(SCTP) Advanced Professional Certificate in Data Science and AI (Classroom, Synchronous and Asynchronous e-learning) (Part-Time)
About This Course
According to a 2024 Forbes study on AI trends, the global AI market was valued at $136.55 billion in 2022, expected to grow at a compound annual growth rate of 37.3% from 2023 to 2030, reaching $1,811.8 billion by 2030. Singapore is one of the fastest-growing markets for AI talent in Asia-Pacific, with AI talent hiring rising 14% faster than overall hiring in 2022 (EDB, 2023).
This Advanced Professional Certificate prepares learners for careers in Data Science, Data Engineering, Machine Learning, and AI. Emphasising practical applications and hands-on experience, the programme equips learners to excel as data specialists in these rapidly evolving sectors.
The hybrid learning approach combines online and in-person classes with project-based learning, providing flexibility for career switchers in today’s fast-paced digital economy. Delivered by expert instructors and NTU Faculty, the curriculum covers databases, Python programming, big data engineering, data analytics, and machine learning algorithms to meet the needs of Singapore's employers.
Graduates will gain the expertise and skills necessary for data analyst, data engineer, and data science roles. They will understand fundamental concepts in machine learning, AI, and data science, and be able to implement these principles practically. A portfolio of real-world projects will demonstrate their problem-solving abilities using advanced technologies.

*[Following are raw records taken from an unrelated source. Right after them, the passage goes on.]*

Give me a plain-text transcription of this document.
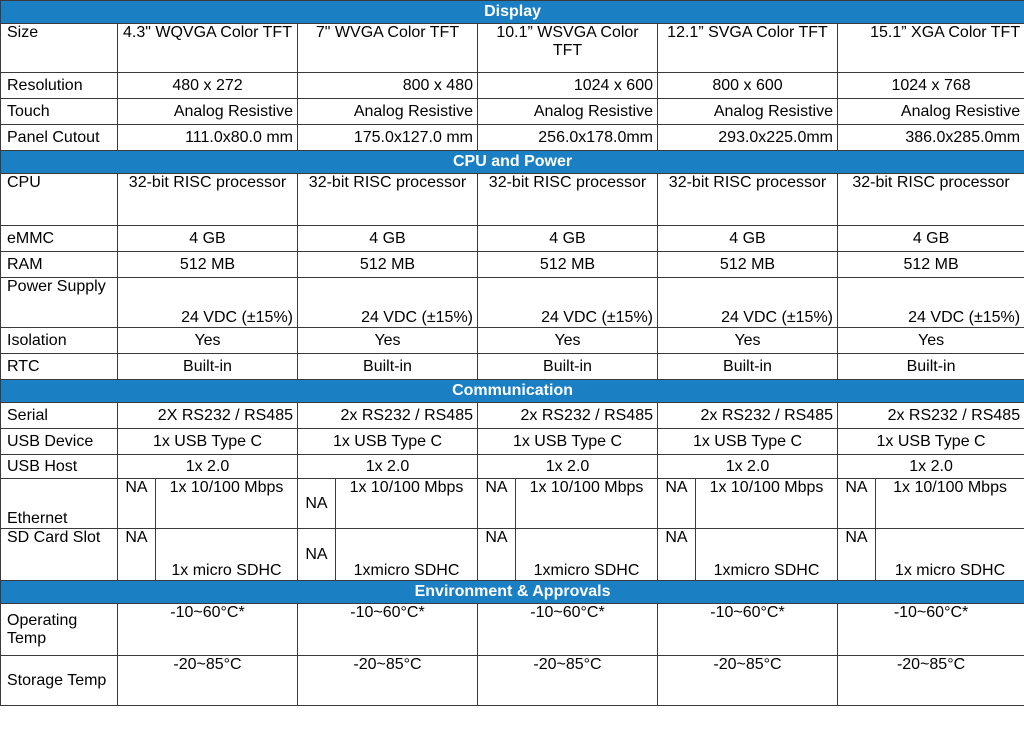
Display										
Size	4.3" WQVGA Color TFT		7" WVGA Color TFT		10.1” WSVGA Color TFT		12.1” SVGA Color TFT		15.1” XGA Color TFT	
Resolution	480 x 272		800 x 480		1024 x 600		800 x 600		1024 x 768	
Touch	Analog Resistive		Analog Resistive		Analog Resistive		Analog Resistive		Analog Resistive	
Panel Cutout	111.0x80.0 mm		175.0x127.0 mm		256.0x178.0mm		293.0x225.0mm		386.0x285.0mm	
CPU and Power										
CPU	32-bit RISC processor		32-bit RISC processor		32-bit RISC processor		32-bit RISC processor		32-bit RISC processor	
eMMC	4 GB		4 GB		4 GB		4 GB		4 GB	
RAM	512 MB		512 MB		512 MB		512 MB		512 MB	
Power Supply	24 VDC (±15%)		24 VDC (±15%)		24 VDC (±15%)		24 VDC (±15%)		24 VDC (±15%)	
Isolation	Yes		Yes		Yes		Yes		Yes	
RTC	Built-in		Built-in		Built-in		Built-in		Built-in	
Communication										
Serial	2X RS232 / RS485		2x RS232 / RS485		2x RS232 / RS485		2x RS232 / RS485		2x RS232 / RS485	
USB Device	1x USB Type C		1x USB Type C		1x USB Type C		1x USB Type C		1x USB Type C	
USB Host	1x 2.0		1x 2.0		1x 2.0		1x 2.0		1x 2.0	
Ethernet	NA	1x 10/100 Mbps	NA	1x 10/100 Mbps	NA	1x 10/100 Mbps	NA	1x 10/100 Mbps	NA	1x 10/100 Mbps
SD Card Slot	NA	1x micro SDHC	NA	1xmicro SDHC	NA	1xmicro SDHC	NA	1xmicro SDHC	NA	1x micro SDHC
Environment & Approvals										
Operating Temp	-10~60°C*		-10~60°C*		-10~60°C*		-10~60°C*		-10~60°C*	
Storage Temp	-20~85°C		-20~85°C		-20~85°C		-20~85°C		-20~85°C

Learners will engage in real-world case studies and capstone projects, addressing actual industry challenges. They will also have access to resources such as discussion groups, and mentorship from seasoned professionals.
In summary, this programme offers an exceptional learning opportunity for those seeking a career in AI and data science, equipping learners with the knowledge and skills to thrive in these dynamic industries.
What You'll Learn
● Analyze and manipulate data effectively using Python and SQL.
● Create and manage databases for data storage and retrieval.
● Conduct exploratory data analysis to extract meaningful insights.
● Visualize data to communicate findings and trends.
● Apply data science techniques to solve practical problems.
● Deploy an ML model version via API or web app for inference or serving.
Entry Requirements
Familiarity with Python programming language, at a basic to intermediate level. At least an understanding of and ability to code the following concepts: variables, data types, operators, control structures, loops, built-in methods and functions, classes, and objects.